A public hearing was held in September to air the evidence supporting the safety and effectiveness of mesh procedures in women for SUI and POP. At the hearing, which spanned 2 days and was attended by more than 100 people, FDA staff presented their recommendations, industry provided its analysis of published research, and various individuals and organizations offered their views and personal experiences with mesh. Most of the dozen or so women who spoke about their SUI or POP called for the removal of all surgical mesh from use, but others expressed gratitude for access to a procedure that remedied their troubling symptoms without adverse events.

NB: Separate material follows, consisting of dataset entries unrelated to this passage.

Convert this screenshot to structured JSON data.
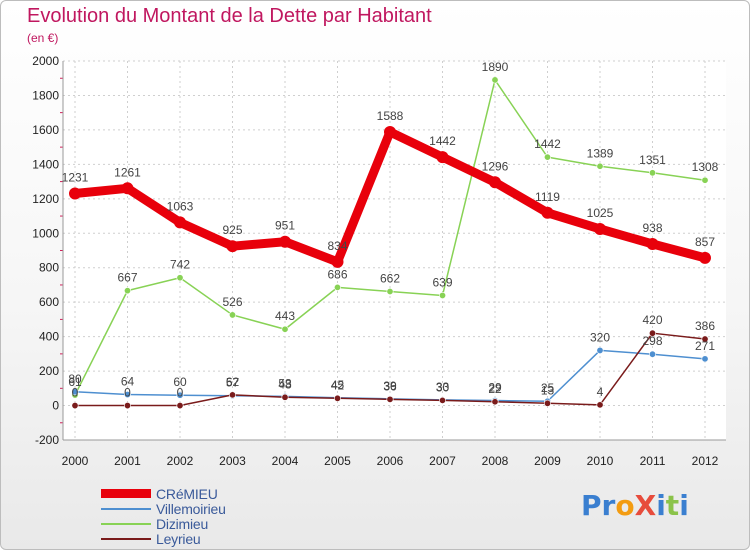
{
  "title": "Evolution du Montant de la Dette par Habitant",
  "subtitle": "(en €)",
  "logo": "ProXiti",
  "chart_data": {
    "type": "line",
    "title": "Evolution du Montant de la Dette par Habitant",
    "subtitle": "(en €)",
    "xlabel": "",
    "ylabel": "",
    "x": [
      "2000",
      "2001",
      "2002",
      "2003",
      "2004",
      "2005",
      "2006",
      "2007",
      "2008",
      "2009",
      "2010",
      "2011",
      "2012"
    ],
    "ylim": [
      -200,
      2000
    ],
    "yticks": [
      -200,
      0,
      200,
      400,
      600,
      800,
      1000,
      1200,
      1400,
      1600,
      1800,
      2000
    ],
    "grid": true,
    "legend": "bottom-left",
    "series": [
      {
        "name": "CRéMIEU",
        "color": "#e8000b",
        "values": [
          1231,
          1261,
          1063,
          925,
          951,
          834,
          1588,
          1442,
          1296,
          1119,
          1025,
          938,
          857
        ],
        "labels": [
          "1231",
          "1261",
          "1063",
          "925",
          "951",
          "834",
          "1588",
          "1442",
          "1296",
          "1119",
          "1025",
          "938",
          "857"
        ]
      },
      {
        "name": "Villemoirieu",
        "color": "#4e8fd0",
        "values": [
          80,
          64,
          60,
          57,
          53,
          45,
          39,
          33,
          29,
          25,
          320,
          298,
          271
        ],
        "labels": [
          "80",
          "64",
          "60",
          "57",
          "53",
          "45",
          "39",
          "33",
          "29",
          "25",
          "320",
          "298",
          "271"
        ]
      },
      {
        "name": "Dizimieu",
        "color": "#88d255",
        "values": [
          61,
          667,
          742,
          526,
          443,
          686,
          662,
          639,
          1890,
          1442,
          1389,
          1351,
          1308
        ],
        "labels": [
          "61",
          "667",
          "742",
          "526",
          "443",
          "686",
          "662",
          "639",
          "1890",
          "1442",
          "1389",
          "1351",
          "1308"
        ]
      },
      {
        "name": "Leyrieu",
        "color": "#7a1b1b",
        "values": [
          0,
          0,
          0,
          62,
          48,
          42,
          36,
          30,
          22,
          13,
          4,
          420,
          386
        ],
        "labels": [
          "0",
          "0",
          "0",
          "62",
          "48",
          "42",
          "36",
          "30",
          "22",
          "13",
          "4",
          "420",
          "386"
        ]
      }
    ]
  }
}
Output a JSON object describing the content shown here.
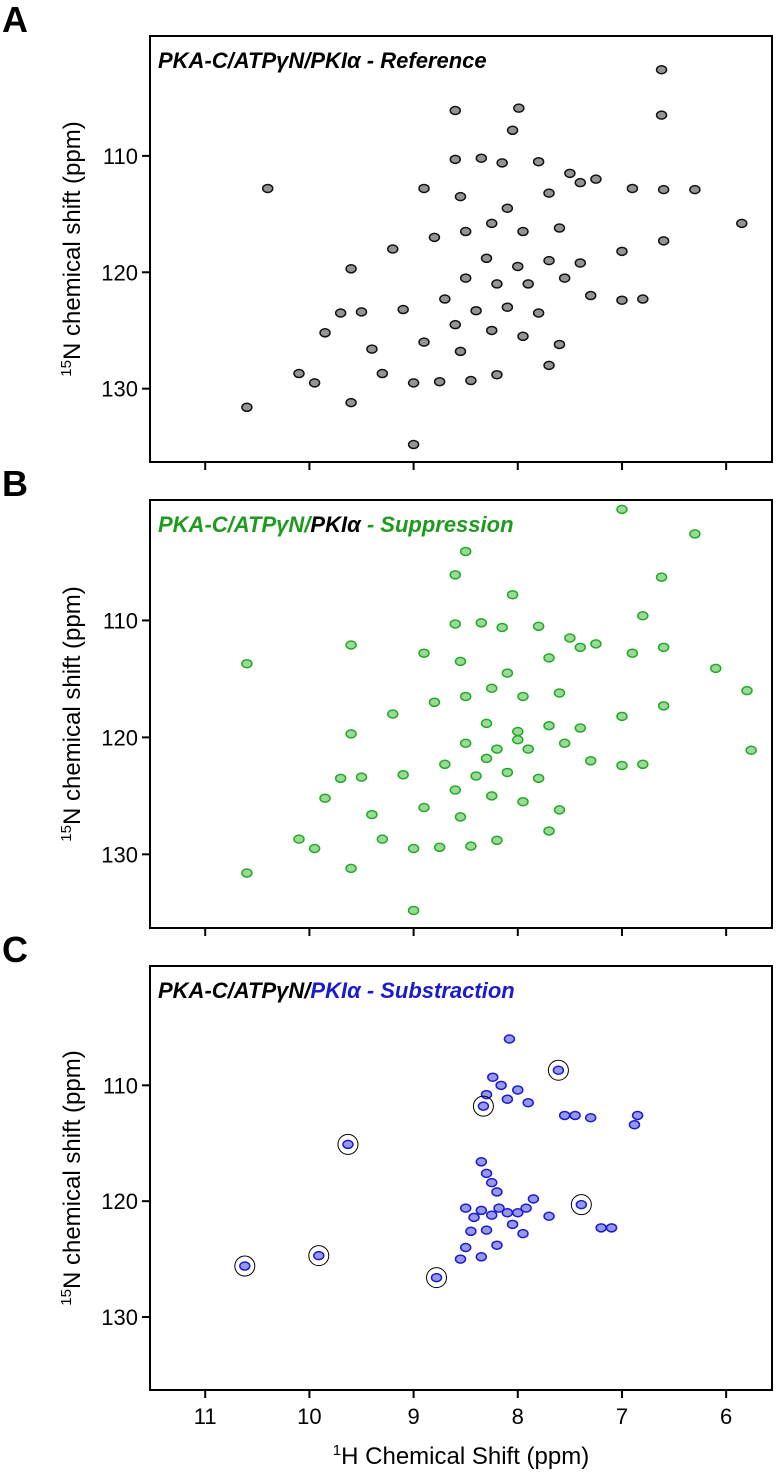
{
  "chart_data": [
    {
      "type": "scatter",
      "label": "A",
      "title_parts": [
        {
          "text": "PKA-C/ATPγN/PKIα - Reference",
          "color": "#000000"
        }
      ],
      "ylabel_sup": "15",
      "ylabel": "N chemical shift (ppm)",
      "xlim": [
        11.53,
        5.56
      ],
      "ylim": [
        99.7,
        136.3
      ],
      "xticks": [
        11,
        10,
        9,
        8,
        7,
        6
      ],
      "yticks": [
        110,
        120,
        130
      ],
      "xtick_labels": false,
      "series": [
        {
          "color": "#111111",
          "marker": "peak",
          "x": [
            6.62,
            7.99,
            8.6,
            6.62,
            8.05,
            8.6,
            8.35,
            8.15,
            7.8,
            7.5,
            7.25,
            6.9,
            6.6,
            6.3,
            7.4,
            7.7,
            8.55,
            8.9,
            10.4,
            8.1,
            8.25,
            8.5,
            7.95,
            7.6,
            8.8,
            9.2,
            9.6,
            8.3,
            8.0,
            7.7,
            7.4,
            7.0,
            6.6,
            5.85,
            8.5,
            8.2,
            7.9,
            7.55,
            7.3,
            7.0,
            6.8,
            8.7,
            8.4,
            8.1,
            7.8,
            9.1,
            9.5,
            9.7,
            8.6,
            8.25,
            7.95,
            7.6,
            9.85,
            9.4,
            8.9,
            8.55,
            9.3,
            10.1,
            9.95,
            9.0,
            8.75,
            8.45,
            8.2,
            7.7,
            9.6,
            10.6,
            9.0
          ],
          "values": [
            102.6,
            105.9,
            106.1,
            106.5,
            107.8,
            110.3,
            110.2,
            110.6,
            110.5,
            111.5,
            112.0,
            112.8,
            112.9,
            112.9,
            112.3,
            113.2,
            113.5,
            112.8,
            112.8,
            114.5,
            115.8,
            116.5,
            116.5,
            116.2,
            117.0,
            118.0,
            119.7,
            118.8,
            119.5,
            119.0,
            119.2,
            118.2,
            117.3,
            115.8,
            120.5,
            121.0,
            121.0,
            120.5,
            122.0,
            122.4,
            122.3,
            122.3,
            123.3,
            123.0,
            123.5,
            123.2,
            123.4,
            123.5,
            124.5,
            125.0,
            125.5,
            126.2,
            125.2,
            126.6,
            126.0,
            126.8,
            128.7,
            128.7,
            129.5,
            129.5,
            129.4,
            129.3,
            128.8,
            128.0,
            131.2,
            131.6,
            134.8
          ]
        }
      ]
    },
    {
      "type": "scatter",
      "label": "B",
      "title_parts": [
        {
          "text": "PKA-C/ATPγN/",
          "color": "#1f9a1f"
        },
        {
          "text": "PKIα",
          "color": "#000000"
        },
        {
          "text": " - Suppression",
          "color": "#1f9a1f"
        }
      ],
      "ylabel_sup": "15",
      "ylabel": "N chemical shift (ppm)",
      "xlim": [
        11.53,
        5.56
      ],
      "ylim": [
        99.7,
        136.3
      ],
      "xticks": [
        11,
        10,
        9,
        8,
        7,
        6
      ],
      "yticks": [
        110,
        120,
        130
      ],
      "xtick_labels": false,
      "series": [
        {
          "color": "#22aa22",
          "marker": "peak",
          "x": [
            7.0,
            6.3,
            8.5,
            6.62,
            8.6,
            8.05,
            6.8,
            8.6,
            8.35,
            8.15,
            7.8,
            7.5,
            7.25,
            6.9,
            6.6,
            7.4,
            7.7,
            8.55,
            8.9,
            9.6,
            10.6,
            6.1,
            5.8,
            5.76,
            8.1,
            8.25,
            8.5,
            7.95,
            7.6,
            8.8,
            9.2,
            9.6,
            8.3,
            8.0,
            7.7,
            7.4,
            7.0,
            6.6,
            8.5,
            8.2,
            7.9,
            7.55,
            7.3,
            7.0,
            6.8,
            8.7,
            8.4,
            8.1,
            7.8,
            9.1,
            9.5,
            9.7,
            8.6,
            8.25,
            7.95,
            7.6,
            9.85,
            9.4,
            8.9,
            8.55,
            9.3,
            10.1,
            9.95,
            9.0,
            8.75,
            8.45,
            8.2,
            7.7,
            9.6,
            10.6,
            9.0,
            8.0,
            8.3
          ],
          "values": [
            100.5,
            102.6,
            104.1,
            106.3,
            106.1,
            107.8,
            109.6,
            110.3,
            110.2,
            110.6,
            110.5,
            111.5,
            112.0,
            112.8,
            112.3,
            112.3,
            113.2,
            113.5,
            112.8,
            112.1,
            113.7,
            114.1,
            116.0,
            121.1,
            114.5,
            115.8,
            116.5,
            116.5,
            116.2,
            117.0,
            118.0,
            119.7,
            118.8,
            119.5,
            119.0,
            119.2,
            118.2,
            117.3,
            120.5,
            121.0,
            121.0,
            120.5,
            122.0,
            122.4,
            122.3,
            122.3,
            123.3,
            123.0,
            123.5,
            123.2,
            123.4,
            123.5,
            124.5,
            125.0,
            125.5,
            126.2,
            125.2,
            126.6,
            126.0,
            126.8,
            128.7,
            128.7,
            129.5,
            129.5,
            129.4,
            129.3,
            128.8,
            128.0,
            131.2,
            131.6,
            134.8,
            120.2,
            121.8
          ]
        }
      ]
    },
    {
      "type": "scatter",
      "label": "C",
      "title_parts": [
        {
          "text": "PKA-C/ATPγN/",
          "color": "#000000"
        },
        {
          "text": "PKIα - Substraction",
          "color": "#1a1ad0"
        }
      ],
      "ylabel_sup": "15",
      "ylabel": "N chemical shift (ppm)",
      "xlabel_sup": "1",
      "xlabel": "H Chemical Shift (ppm)",
      "xlim": [
        11.53,
        5.56
      ],
      "ylim": [
        99.7,
        136.3
      ],
      "xticks": [
        11,
        10,
        9,
        8,
        7,
        6
      ],
      "yticks": [
        110,
        120,
        130
      ],
      "xtick_labels": true,
      "series": [
        {
          "color": "#1a1ad0",
          "marker": "peak",
          "x": [
            8.24,
            8.16,
            8.3,
            8.1,
            8.0,
            7.9,
            8.35,
            8.3,
            8.25,
            8.2,
            8.5,
            8.42,
            8.35,
            8.25,
            8.18,
            8.1,
            8.05,
            8.0,
            7.92,
            7.85,
            8.45,
            8.3,
            8.2,
            8.35,
            8.5,
            8.55,
            7.95,
            7.55,
            7.45,
            7.3,
            6.85,
            6.88,
            7.1,
            7.2,
            7.7,
            8.08,
            8.78,
            8.33,
            7.61,
            7.39,
            9.63,
            9.91,
            10.62
          ],
          "values": [
            109.3,
            110.0,
            110.8,
            111.2,
            110.4,
            111.5,
            116.6,
            117.6,
            118.4,
            119.2,
            120.6,
            121.4,
            120.8,
            121.2,
            120.6,
            121.0,
            122.0,
            121.0,
            120.6,
            119.8,
            122.6,
            122.5,
            123.8,
            124.8,
            124.0,
            125.0,
            122.8,
            112.6,
            112.6,
            112.8,
            112.6,
            113.4,
            122.3,
            122.3,
            121.3,
            106.0,
            126.6,
            111.8,
            108.7,
            120.3,
            115.1,
            124.7,
            125.6
          ]
        },
        {
          "color": "#000000",
          "marker": "ring",
          "x": [
            10.62,
            9.91,
            9.63,
            8.78,
            8.33,
            7.61,
            7.39
          ],
          "values": [
            125.6,
            124.7,
            115.1,
            126.6,
            111.8,
            108.7,
            120.3
          ]
        }
      ]
    }
  ]
}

The topic deserves attention because SUI and POP prevalence is widespread and likely on the increase. One fourth (24%) of all women 19 years or older have SUI, 12% of whom have severe or very severe symptoms (continuous leakage) and an additional 46% have moderate (daily but intermittent) episodes of SUI.3 Minor degrees of POP affect up to 50% of women who have delivered babies vaginally, yet only one in 10 with symptomatic POP seeks care,4 perhaps influenced by barriers of stigma, lack of health insurance, a fragmented healthcare system, and poor public health literacy impeding health-seeking activity.
Before the advent of vaginal mesh used in pelvic surgery for SUI, suspension procedures performed either through the vagina (fascial sling) or through the abdomen (Burch colposuspension) used only sutures and were considered well-established standards until the midurethral slings with mesh were introduced. In the fascial sling procedure, a harvested strip of tissue is placed transvaginally and secured with permanent sutures to the rectus fascia. In the Burch colposuspension, the anterior vaginal wall is suspended with permanent sutures tied to the iliopectineal ligament. Two-year data on the fascial sling versus Burch colposuspension using the most stringent definition of success reveal low success rates of 66% versus 49%, respectively,5 deteriorating to 30% versus 22%, respectively at 5 years out.6 Overall treatment success was defined as no self-reported symptoms of urinary incontinence, an increase of <15 g in pad weight during a 24-hour pad test, no incontinent episodes recorded in a 3-day diary, no leakage noted during clinical examination, and no retreatment of any kind for urinary incontinence. Patient satisfaction also was assessed at 24 months.